Email: nishits AT stanford DOT edu


With a swarm of portable devices being deployed ubiquitously, there is an emerging need to power these devices without the aid of bulky batteries and long copper cables. Energy harvesting from various alternative sources can dramatically reduce the size and improve the life of the battery.


This project focuses on harvesting energy from ambient light. It finds applications in all image sensors that are not actively capturing images.
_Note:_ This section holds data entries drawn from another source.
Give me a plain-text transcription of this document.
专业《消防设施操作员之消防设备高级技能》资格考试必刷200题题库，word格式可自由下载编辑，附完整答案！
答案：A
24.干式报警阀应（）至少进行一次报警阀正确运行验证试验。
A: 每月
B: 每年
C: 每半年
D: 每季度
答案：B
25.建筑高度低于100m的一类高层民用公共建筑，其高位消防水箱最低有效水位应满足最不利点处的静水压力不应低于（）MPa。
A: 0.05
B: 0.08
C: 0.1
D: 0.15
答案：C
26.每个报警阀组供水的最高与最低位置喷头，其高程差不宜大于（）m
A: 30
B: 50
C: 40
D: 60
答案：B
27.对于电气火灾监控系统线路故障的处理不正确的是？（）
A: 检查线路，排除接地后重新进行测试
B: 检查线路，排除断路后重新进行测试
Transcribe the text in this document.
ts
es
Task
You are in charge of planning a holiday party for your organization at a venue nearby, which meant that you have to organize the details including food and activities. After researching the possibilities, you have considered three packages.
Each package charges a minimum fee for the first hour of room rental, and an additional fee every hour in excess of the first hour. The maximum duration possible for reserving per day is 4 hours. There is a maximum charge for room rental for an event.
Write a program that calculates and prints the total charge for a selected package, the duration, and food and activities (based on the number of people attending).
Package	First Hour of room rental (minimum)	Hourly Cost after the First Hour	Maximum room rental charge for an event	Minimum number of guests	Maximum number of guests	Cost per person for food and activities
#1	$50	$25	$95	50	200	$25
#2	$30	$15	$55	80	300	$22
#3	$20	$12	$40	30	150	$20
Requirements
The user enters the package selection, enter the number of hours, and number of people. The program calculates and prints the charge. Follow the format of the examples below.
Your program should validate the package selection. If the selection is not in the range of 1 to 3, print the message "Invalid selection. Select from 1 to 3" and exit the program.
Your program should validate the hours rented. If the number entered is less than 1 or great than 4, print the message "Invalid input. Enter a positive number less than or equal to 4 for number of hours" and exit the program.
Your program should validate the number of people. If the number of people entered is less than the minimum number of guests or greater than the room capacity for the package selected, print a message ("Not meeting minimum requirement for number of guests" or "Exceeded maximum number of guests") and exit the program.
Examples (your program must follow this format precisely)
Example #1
The photodiodes of image sensors can work as miniature solar cells and deliver photoelectric energy [1-2]. This harvested energy is initially stored in on-chip capacitors and later boosted to battery voltage or to on-chip power supply voltage as shown in Fig.1.

Murmann Webpage 2014 Fig1.JPG


A test chip had been taped out and energy harvesting capability of different photodiodes has been characterized. The energy harvested is proportional to the incident light energy. The test-chip layout and the measured IV-curve under office lighting are shown in Fig. 2. The measured harvested power is around 1µW/mm2 at an efficiency of 2%. 
Murmann Webpage 2014 Fig2.JPG


The current focus in the project is towards building an integrated DC-DC converter that can harvest incident energy and deliver power at required voltage level. Various different topologies are being evaluated to get the best power conversion efficiency.

References:
[1] A. Fish, S. Hamami and O. Yadid-Pecht, “CMOS Image Sensors With Self-Powered Generation Capability”, IEEE Trans. Circuits Syst. II, Express Briefs, Vol. 53, No. 11, November 2006.
[2] S. U. Ay, “A CMOS Energy Harvesting and Imaging (EHI) Active Pixel Sensor (APS) Imager for Retinal Prosthesis”, IEEE Trans, on Biomedical Circuit and Systems, Vol.. 5, No. 6, December 2011.